Hackers have accessed an inactive Hong Kong Broadband Network database containing the personal information of some 380,000 customers, including details of 43,000 credit cards, the internet service provider has announced.
In a statement on its website, HKBN, the city’s second biggest fixed-line residential broadband provider, said it discovered on Monday there had been “unauthorized access” to an “inactive customer database” holding customer data as of 2012.
It includes 380,000 customer and service applicant records of HKBN fixed and IDD services, which represented about 11 percent of the company’s 3.6 million records.
Information in the database includes names, email addresses, correspondence addresses, telephone numbers, identity card numbers and information on some 43,000 credit cards, the statement said.
HKBN said it was “not aware” of any other databases that had been affected.
It added the matter had been reported to police, referred to the Privacy Commissioner for Personal Data, and an internal investigation had been launched.

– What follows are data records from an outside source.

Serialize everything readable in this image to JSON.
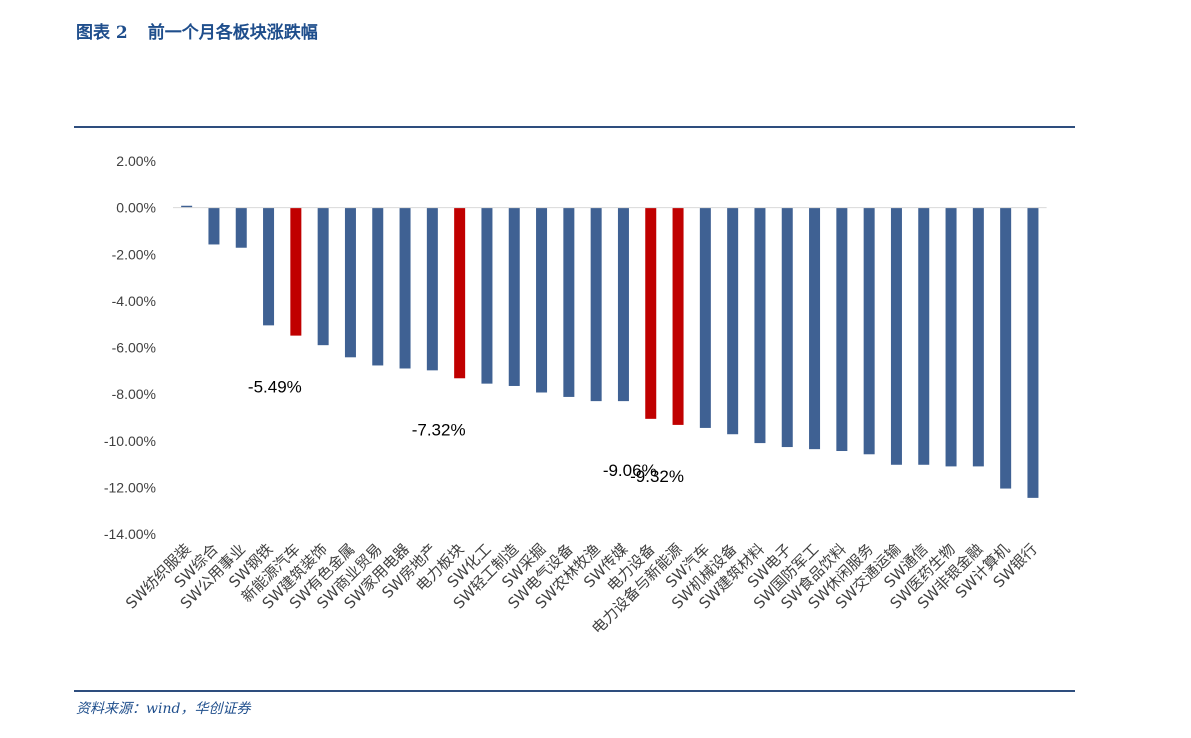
{
  "header": {
    "figure_no": "图表 2",
    "title": "前一个月各板块涨跌幅"
  },
  "footer": {
    "source": "资料来源：wind，华创证券"
  },
  "colors": {
    "default_bar": "#3f6193",
    "highlight_bar": "#c00000",
    "rule": "#2e4e7e",
    "title": "#1f4e8c"
  },
  "chart_data": {
    "type": "bar",
    "title": "",
    "xlabel": "",
    "ylabel": "",
    "ylim": [
      -14,
      2
    ],
    "y_ticks": [
      "2.00%",
      "0.00%",
      "-2.00%",
      "-4.00%",
      "-6.00%",
      "-8.00%",
      "-10.00%",
      "-12.00%",
      "-14.00%"
    ],
    "y_tick_values": [
      2,
      0,
      -2,
      -4,
      -6,
      -8,
      -10,
      -12,
      -14
    ],
    "categories": [
      "SW纺织服装",
      "SW综合",
      "SW公用事业",
      "SW钢铁",
      "新能源汽车",
      "SW建筑装饰",
      "SW有色金属",
      "SW商业贸易",
      "SW家用电器",
      "SW房地产",
      "电力板块",
      "SW化工",
      "SW轻工制造",
      "SW采掘",
      "SW电气设备",
      "SW农林牧渔",
      "SW传媒",
      "电力设备",
      "电力设备与新能源",
      "SW汽车",
      "SW机械设备",
      "SW建筑材料",
      "SW电子",
      "SW国防军工",
      "SW食品饮料",
      "SW休闲服务",
      "SW交通运输",
      "SW通信",
      "SW医药生物",
      "SW非银金融",
      "SW计算机",
      "SW银行"
    ],
    "values": [
      0.08,
      -1.58,
      -1.72,
      -5.05,
      -5.49,
      -5.9,
      -6.42,
      -6.77,
      -6.9,
      -6.98,
      -7.32,
      -7.55,
      -7.65,
      -7.93,
      -8.12,
      -8.3,
      -8.3,
      -9.06,
      -9.32,
      -9.45,
      -9.72,
      -10.1,
      -10.27,
      -10.36,
      -10.44,
      -10.58,
      -11.03,
      -11.03,
      -11.1,
      -11.1,
      -12.05,
      -12.45
    ],
    "highlighted": [
      "新能源汽车",
      "电力板块",
      "电力设备",
      "电力设备与新能源"
    ],
    "data_labels": [
      {
        "category": "新能源汽车",
        "text": "-5.49%"
      },
      {
        "category": "电力板块",
        "text": "-7.32%"
      },
      {
        "category": "电力设备",
        "text": "-9.06%"
      },
      {
        "category": "电力设备与新能源",
        "text": "-9.32%"
      }
    ],
    "grid": false,
    "legend": "none"
  }
}
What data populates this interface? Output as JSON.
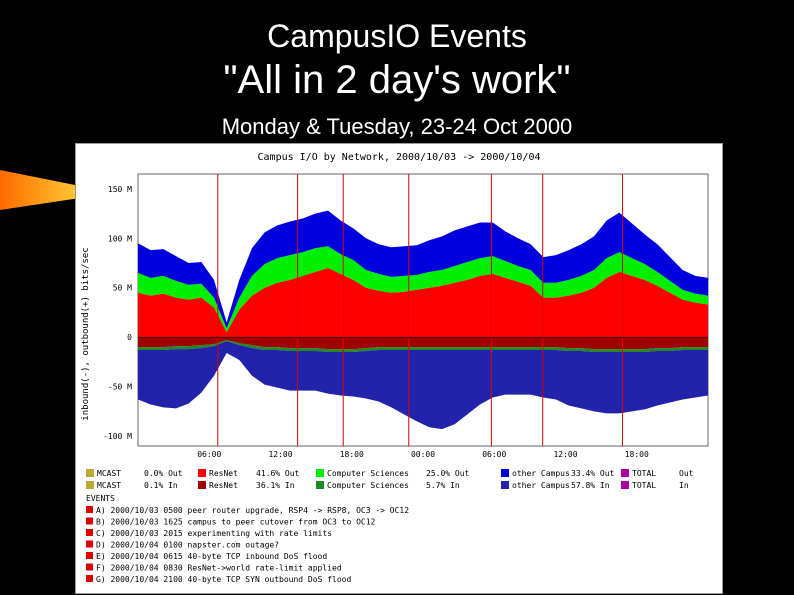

Affected customers would also be notified, it said.
“We are continuing the investigation to identify the cause of the unauthorized, and will spare no effort in the combat against such illegal act, implementing rigorous measures to prevent similar incidents from happening again,” the statement read.
“We would also like to take this opportunity to apologise to our affected customers.”
“The data protection principle under the privacy laws in Hong Kong do state very clearly that for personal information that’s being kept by the data user — that is the company — you have to make sure that you don’t keep this information longer than what is necessary,” Mok said.